Remember we want to be in control of the Tax Outcome but at the same time, we want to be in control of our cash flow outcome as well. A phrase that we often use is that “we don’t want to go broke to get a Tax Saving” which means it’s no good saving tax using tax planning strategies but if we implement the strategies, it impacts our cash flow to the point where it impacts our business trading moving forward. It's all about finding the balance.

 

In this example, if across the business and individual structures, we had an average marginal tax rate of 30% and our baseline scenario estimated a Net Taxable Income of $500,000, the Tax Savings benefit would be as follows if we implemented all the suggested tax planning strategies.

 

Baseline Taxable Income $500,000

Baseline Tax Rate 30%

BASELINE TAX PAYABLE $150,000

 

If we apply all of the listed Tax Planning Strategies the Tax Payable position would be:

 

Baseline Taxable Income $500,000

Less

Tax Planning Strategies $200,000

Adjusted Taxable Income $300,000

Tax Rate Assumption 30%

Tax Payable $90,000

 

Total Tax Saving Benefit by Implementation of Tax Planning Strategies is $60,000.

 

Controlling Cashflow

As noted, it's not just all about the Tax Planning Strategies. We need to consider the cash flow impact of implementing those strategies. “We don’t want to go broke trying to get a tax saving”.

 

In our example, if you think about what our cash outlay is to achieve the tax-saving benefits we would need to consider the following:

 

  • To buy a car do we need to pay cash or can we borrow and spread that cash flow over 3 to 5 Years but still get the full tax benefit of the $50,000 in this financial year. What do we think the Tax position might be over the next few years – e.g., are we growing or slowing as if we get the tax deduction in full this year, then we can’t get the depreciation in future years. So, when thinking about our cash flow the main consideration is we could borrow and spread the cash flow impact of getting the tax benefit in this financial year.

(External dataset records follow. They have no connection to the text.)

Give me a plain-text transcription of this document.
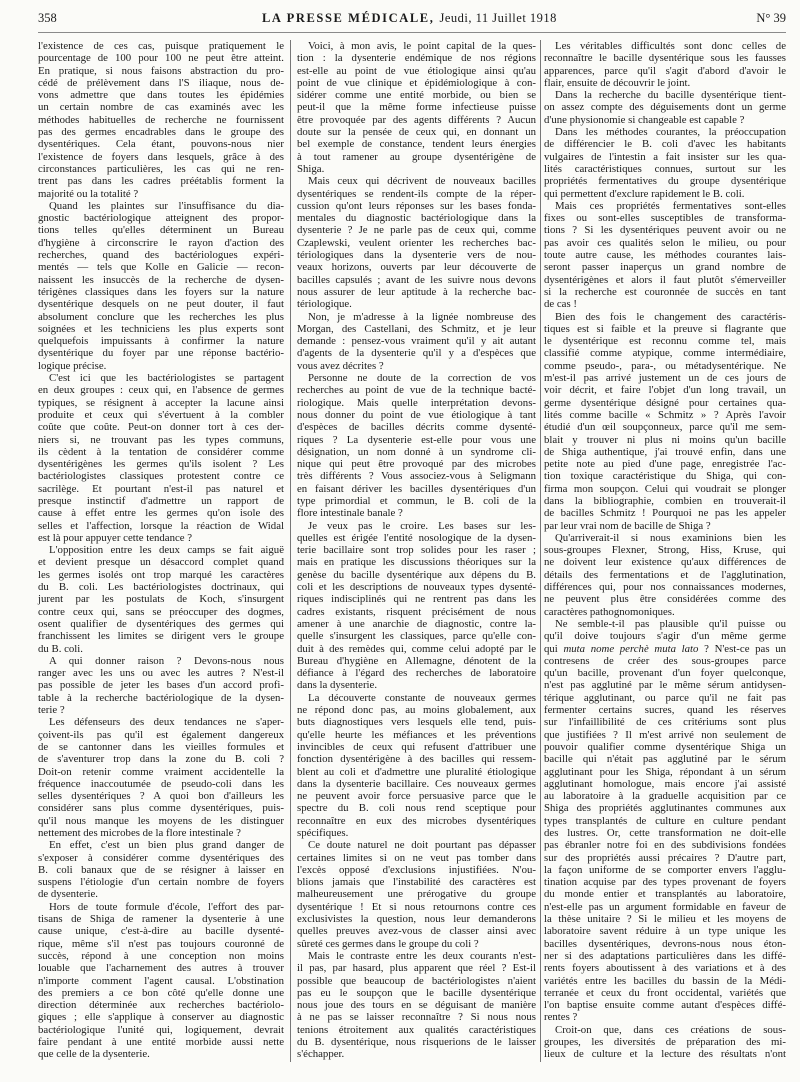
358	LA PRESSE MÉDICALE, Jeudi, 11 Juillet 1918	N° 39
l'existence de ces cas, puisque pratiquement le
pourcentage de 100 pour 100 ne peut être atteint.
En pratique, si nous faisons abstraction du pro-
cédé de prélèvement dans l'S iliaque, nous de-
vons admettre que dans toutes les épidémies
un certain nombre de cas examinés avec les
méthodes habituelles de recherche ne fournissent
pas des germes encadrables dans le groupe des
dysentériques. Cela étant, pouvons-nous nier
l'existence de foyers dans lesquels, grâce à des
circonstances particulières, les cas qui ne ren-
trent pas dans les cadres préétablis forment la
majorité ou la totalité ?
Quand les plaintes sur l'insuffisance du dia-
gnostic bactériologique atteignent des propor-
tions telles qu'elles déterminent un Bureau
d'hygiène à circonscrire le rayon d'action des
recherches, quand des bactériologues expéri-
mentés — tels que Kolle en Galicie — recon-
naissent les insuccès de la recherche de dysen-
térigènes classiques dans les foyers sur la nature
dysentérique desquels on ne peut douter, il faut
absolument conclure que les recherches les plus
soignées et les techniciens les plus experts sont
quelquefois impuissants à confirmer la nature
dysentérique du foyer par une réponse bactério-
logique précise.
C'est ici que les bactériologistes se partagent
en deux groupes : ceux qui, en l'absence de germes
typiques, se résignent à accepter la lacune ainsi
produite et ceux qui s'évertuent à la combler
coûte que coûte. Peut-on donner tort à ces der-
niers si, ne trouvant pas les types communs,
ils cèdent à la tentation de considérer comme
dysentérigènes les germes qu'ils isolent ? Les
bactériologistes classiques protestent contre ce
sacrilège. Et pourtant n'est-il pas naturel et
presque instinctif d'admettre un rapport de
cause à effet entre les germes qu'on isole des
selles et l'affection, lorsque la réaction de Widal
est là pour appuyer cette tendance ?
L'opposition entre les deux camps se fait aiguë
et devient presque un désaccord complet quand
les germes isolés ont trop marqué les caractères
du B. coli. Les bactériologistes doctrinaux, qui
jurent par les postulats de Koch, s'insurgent
contre ceux qui, sans se préoccuper des dogmes,
osent qualifier de dysentériques des germes qui
franchissent les limites se dirigent vers le groupe
du B. coli.
A qui donner raison ? Devons-nous nous
ranger avec les uns ou avec les autres ? N'est-il
pas possible de jeter les bases d'un accord profi-
table à la recherche bactériologique de la dysen-
terie ?
Les défenseurs des deux tendances ne s'aper-
çoivent-ils pas qu'il est également dangereux
de se cantonner dans les vieilles formules et
de s'aventurer trop dans la zone du B. coli ?
Doit-on retenir comme vraiment accidentelle la
fréquence inaccoutumée de pseudo-coli dans les
selles dysentériques ? A quoi bon d'ailleurs les
considérer sans plus comme dysentériques, puis-
qu'il nous manque les moyens de les distinguer
nettement des microbes de la flore intestinale ?
En effet, c'est un bien plus grand danger de
s'exposer à considérer comme dysentériques des
B. coli banaux que de se résigner à laisser en
suspens l'étiologie d'un certain nombre de foyers
de dysenterie.
Hors de toute formule d'école, l'effort des par-
tisans de Shiga de ramener la dysenterie à une
cause unique, c'est-à-dire au bacille dysenté-
rique, même s'il n'est pas toujours couronné de
succès, répond à une conception non moins
louable que l'acharnement des autres à trouver
n'importe comment l'agent causal. L'obstination
des premiers a ce bon côté qu'elle donne une
direction déterminée aux recherches bactériolo-
giques ; elle s'applique à conserver au diagnostic
bactériologique l'unité qui, logiquement, devrait
faire pendant à une entité morbide aussi nette
que celle de la dysenterie.
Voici, à mon avis, le point capital de la ques-
tion : la dysenterie endémique de nos régions
est-elle au point de vue étiologique ainsi qu'au
point de vue clinique et épidémiologique à con-
sidérer comme une entité morbide, ou bien se
peut-il que la même forme infectieuse puisse
être provoquée par des agents différents ? Aucun
doute sur la pensée de ceux qui, en donnant un
bel exemple de constance, tendent leurs énergies
à tout ramener au groupe dysentérigène de
Shiga.
Mais ceux qui décrivent de nouveaux bacilles
dysentériques se rendent-ils compte de la réper-
cussion qu'ont leurs réponses sur les bases fonda-
mentales du diagnostic bactériologique dans la
dysenterie ? Je ne parle pas de ceux qui, comme
Czaplewski, veulent orienter les recherches bac-
tériologiques dans la dysenterie vers de nou-
veaux horizons, ouverts par leur découverte de
bacilles capsulés ; avant de les suivre nous devons
nous assurer de leur aptitude à la recherche bac-
tériologique.
Non, je m'adresse à la lignée nombreuse des
Morgan, des Castellani, des Schmitz, et je leur
demande : pensez-vous vraiment qu'il y ait autant
d'agents de la dysenterie qu'il y a d'espèces que
vous avez décrites ?
Personne ne doute de la correction de vos
recherches au point de vue de la technique bacté-
riologique. Mais quelle interprétation devons-
nous donner du point de vue étiologique à tant
d'espèces de bacilles décrits comme dysenté-
riques ? La dysenterie est-elle pour vous une
désignation, un nom donné à un syndrome cli-
nique qui peut être provoqué par des microbes
très différents ? Vous associez-vous à Seligmann
en faisant dériver les bacilles dysentériques d'un
type primordial et commun, le B. coli de la
flore intestinale banale ?
Je veux pas le croire. Les bases sur les-
quelles est érigée l'entité nosologique de la dysen-
terie bacillaire sont trop solides pour les raser ;
mais en pratique les discussions théoriques sur la
genèse du bacille dysentérique aux dépens du B.
coli et les descriptions de nouveaux types dysenté-
riques indisciplinés qui ne rentrent pas dans les
cadres existants, risquent précisément de nous
amener à une anarchie de diagnostic, contre la-
quelle s'insurgent les classiques, parce qu'elle con-
duit à des remèdes qui, comme celui adopté par le
Bureau d'hygiène en Allemagne, dénotent de la
défiance à l'égard des recherches de laboratoire
dans la dysenterie.
La découverte constante de nouveaux germes
ne répond donc pas, au moins globalement, aux
buts diagnostiques vers lesquels elle tend, puis-
qu'elle heurte les méfiances et les préventions
invincibles de ceux qui refusent d'attribuer une
fonction dysentérigène à des bacilles qui ressem-
blent au coli et d'admettre une pluralité étiologique
dans la dysenterie bacillaire. Ces nouveaux germes
ne peuvent avoir force persuasive parce que le
spectre du B. coli nous rend sceptique pour
reconnaître en eux des microbes dysentériques
spécifiques.
Ce doute naturel ne doit pourtant pas dépasser
certaines limites si on ne veut pas tomber dans
l'excès opposé d'exclusions injustifiées. N'ou-
blions jamais que l'instabilité des caractères est
malheureusement une prérogative du groupe
dysentérique ! Et si nous retournons contre ces
exclusivistes la question, nous leur demanderons
quelles preuves avez-vous de classer ainsi avec
sûreté ces germes dans le groupe du coli ?
Mais le contraste entre les deux courants n'est-
il pas, par hasard, plus apparent que réel ? Est-il
possible que beaucoup de bactériologistes n'aient
pas eu le soupçon que le bacille dysentérique
nous joue des tours en se déguisant de manière
à ne pas se laisser reconnaître ? Si nous nous
tenions étroitement aux qualités caractéristiques
du B. dysentérique, nous risquerions de le laisser
s'échapper.
Les véritables difficultés sont donc celles de
reconnaître le bacille dysentérique sous les fausses
apparences, parce qu'il s'agit d'abord d'avoir le
flair, ensuite de découvrir le joint.
Dans la recherche du bacille dysentérique tient-
on assez compte des déguisements dont un germe
d'une physionomie si changeable est capable ?
Dans les méthodes courantes, la préoccupation
de différencier le B. coli d'avec les habitants
vulgaires de l'intestin a fait insister sur les qua-
lités caractéristiques connues, surtout sur les
propriétés fermentatives du groupe dysentérique
qui permettent d'exclure rapidement le B. coli.
Mais ces propriétés fermentatives sont-elles
fixes ou sont-elles susceptibles de transforma-
tions ? Si les dysentériques peuvent avoir ou ne
pas avoir ces qualités selon le milieu, ou pour
toute autre cause, les méthodes courantes lais-
seront passer inaperçus un grand nombre de
dysentérigènes et alors il faut plutôt s'émerveiller
si la recherche est couronnée de succès en tant
de cas !
Bien des fois le changement des caractéris-
tiques est si faible et la preuve si flagrante que
le dysentérique est reconnu comme tel, mais
classifié comme atypique, comme intermédiaire,
comme pseudo-, para-, ou métadysentérique. Ne
m'est-il pas arrivé justement un de ces jours de
voir décrit, et faire l'objet d'un long travail, un
germe dysentérique désigné pour certaines qua-
lités comme bacille « Schmitz » ? Après l'avoir
étudié d'un œil soupçonneux, parce qu'il me sem-
blait y trouver ni plus ni moins qu'un bacille
de Shiga authentique, j'ai trouvé enfin, dans une
petite note au pied d'une page, enregistrée l'ac-
tion toxique caractéristique du Shiga, qui con-
firma mon soupçon. Celui qui voudrait se plonger
dans la bibliographie, combien en trouverait-il
de bacilles Schmitz ! Pourquoi ne pas les appeler
par leur vrai nom de bacille de Shiga ?
Qu'arriverait-il si nous examinions bien les
sous-groupes Flexner, Strong, Hiss, Kruse, qui
ne doivent leur existence qu'aux différences de
détails des fermentations et de l'agglutination,
différences qui, pour nos connaissances modernes,
ne peuvent plus être considérées comme des
caractères pathognomoniques.
Ne semble-t-il pas plausible qu'il puisse ou
qu'il doive toujours s'agir d'un même germe
qui muta nome perchè muta lato ? N'est-ce pas un
contresens de créer des sous-groupes parce
qu'un bacille, provenant d'un foyer quelconque,
n'est pas agglutiné par le même sérum antidysen-
térique agglutinant, ou parce qu'il ne fait pas
fermenter certains sucres, quand les réserves
sur l'infaillibilité de ces critériums sont plus
que justifiées ? Il m'est arrivé non seulement de
pouvoir qualifier comme dysentérique Shiga un
bacille qui n'était pas agglutiné par le sérum
agglutinant pour les Shiga, répondant à un sérum
agglutinant homologue, mais encore j'ai assisté
au laboratoire à la graduelle acquisition par ce
Shiga des propriétés agglutinantes communes aux
types transplantés de culture en culture pendant
des lustres. Or, cette transformation ne doit-elle
pas ébranler notre foi en des subdivisions fondées
sur des propriétés aussi précaires ? D'autre part,
la façon uniforme de se comporter envers l'agglu-
tination acquise par des types provenant de foyers
du monde entier et transplantés au laboratoire,
n'est-elle pas un argument formidable en faveur de
la thèse unitaire ? Si le milieu et les moyens de
laboratoire savent réduire à un type unique les
bacilles dysentériques, devrons-nous nous éton-
ner si des adaptations particulières dans les diffé-
rents foyers aboutissent à des variations et à des
variétés entre les bacilles du bassin de la Médi-
terranée et ceux du front occidental, variétés que
l'on baptise ensuite comme autant d'espèces diffé-
rentes ?
Croit-on que, dans ces créations de sous-
groupes, les diversités de préparation des mi-
lieux de culture et la lecture des résultats n'ont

  • Invoice deferral – our payment terms with our customers will determine the cash flow impact of this strategy. If our customers pay within 7 days from date of Invoice – then a $100,000 Invoice deferral will have minimal impact on Cashflow but if our customers pay us 60 days from invoice date, it could mean that it’s an extra 90 days until we see that $100,000 in our cashflow and what impact does that have on our trading over the next 3 months. The other consideration is that Deferring Invoices just defers the Tax Payable on those Invoices to the Next Financial Year, do we think will we have Profit in the next financial year, how would this deferral of Invoices impact that tax outcome.

 

These examples just show that it's not all about the Tax Savings and Controlling the Tax Outcomes – serious consideration also needs to be given to the cash flow impact of the tax planning strategies.

 

The other key point around cash flow control is understanding the timing of the tax positioning and how that impacts cash flow. If we have $150,000 to pay in tax in December of this year means we have to make an allowance for that amount by December, if we implement the tax planning strategies and we have to set aside $90,000 by December it will mean that across the next 6 to 8 months there might be an opportunity in terms of how the $60,000 could be applied within the business to provide further growth or achieve more profits. This is also how the Tax Planning and Cashflow Outcome planning can link to the overall business strategy planning which further adds to the overall business control approach.

 

The differences generated by tax savings will also change the future Tax Instalments over the next 12 months, which allows further cashflow savings in that initial 12-to-24-month period.

 

Tax Planning and Control

Tax Planning is more than just trying to minimise the Tax Outcome it does allow for much greater control of wider business outcomes, other than just Tax.

 

Once again, It’s all about CONTROL.

 

The plan is now simple, and our tip is that Tax Planning is a crucial part of the Annual Business Planning Calendar, and we recommend that you get in control of your business outcomes today!